Kakak Miko seolah-olah downgrade dari kurikulum TK ( TK swasta) ke kurikulum di SD Negeri. Kakak Miko TK selama dua tahun di TK swasta yang memiliki konsep universal. Bukan TK yang hanya diikuti oleh penganut agama tertentu saja. Di TK Kakak Miko sudah belajar diversity dan tolerance. Ok itu bukan point yang mau diangkat di sini. Tapi pembelajaran di TK dahulu seakan-akan selangkah lebih maju daripada di SD yang baru saja Kakak Miko masuki. Contoh saja di TK dia sudah belajar pertambahan dua bilangan dan konsep pengurangan. Dan waktu di TK dia bisa mengikutinya meskipun harus dengan bimbingan ekstra dari pengajarnya, Tapi masuk SD , dia seolah-olah mengulang pelajaran di TK A dari awal. Dan anehnya yang seharusnya dia bisa karena dia sudah biasa mempelajarinya, tapi di SD malah seakan-akan dia lupa dan seperti anak belum pernah TK. Oke itu problem ketiga.

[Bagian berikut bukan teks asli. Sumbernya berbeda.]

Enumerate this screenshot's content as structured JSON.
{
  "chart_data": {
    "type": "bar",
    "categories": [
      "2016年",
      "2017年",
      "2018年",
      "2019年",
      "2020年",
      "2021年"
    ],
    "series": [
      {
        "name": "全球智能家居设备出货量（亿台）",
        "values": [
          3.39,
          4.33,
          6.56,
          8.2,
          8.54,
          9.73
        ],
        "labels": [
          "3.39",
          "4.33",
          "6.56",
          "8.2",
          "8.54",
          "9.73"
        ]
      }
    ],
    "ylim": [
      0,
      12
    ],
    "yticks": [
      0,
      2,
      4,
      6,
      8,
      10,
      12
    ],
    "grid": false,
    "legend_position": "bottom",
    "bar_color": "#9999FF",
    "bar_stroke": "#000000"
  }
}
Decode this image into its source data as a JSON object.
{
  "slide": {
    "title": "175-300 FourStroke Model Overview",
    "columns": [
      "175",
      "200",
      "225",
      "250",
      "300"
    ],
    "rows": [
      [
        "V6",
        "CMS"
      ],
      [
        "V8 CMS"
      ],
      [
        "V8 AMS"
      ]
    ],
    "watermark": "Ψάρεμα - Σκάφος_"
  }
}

Selama sebulan Kakak Miko sekolah di SD banyak sekali kemunduran-kemunduran yang aku rasakan. Apalagi secara emosi dia lebih terkuras. Tadi malam, dia ngerjain PR Matematika. Simple aja, cuma konsep lebih besar dari dan lebih kurang dari yang notabene waktu TK sudah dia lahap. Tapi dia ngerjainnya salah. Dan dia keukeuh ketika Pipinya mau memberitahu jawaban yang bener. Bahkan sampai-sampai teriak-teriak histeris dan memukul-mukul kepala.

Kakak miko juga sampai-sampai ga nafsu makan. Sudah dua minggu ini dia ga mau makan nasi dan telor kesukaannya. Cuma nyemil-nyemil biskuit, atau ayam goreng.

Kakak Miko juga jadi cepat emosi dan tidak bisa dibilangin. Apalagi kalau dia ga boleh nonton dvd kesukaannya.

Aku jadi bertanya-tanya apakah Kakak Miko stress dengan lingkungan baru? Apakah Kondisi sekolahnya yang tidak mendukung psikis Kakak Miko? Apakah dia memang belum siap untuk masuk SD? Apakah guru nya yang kurang memperhatikan? Ataukah ada tekanan dari Oma Opa atau orang lain yang membuat dia merasa berat?

Karena sayang sekali karena seharusnya masa-masa SD adalah masa-masa yang menyenangkan. Meskipun setiap aku tanya ” Kakak Miko senang sekolah?” dia selalu menjawab “Senang Mimi”. Haruskah aku hanya bersandar dari jawabannya saja untuk menyakinkan diriku kalau semuanya baik-baik saja dan menganggap ini semua hanya proses dan akan segera berlalu?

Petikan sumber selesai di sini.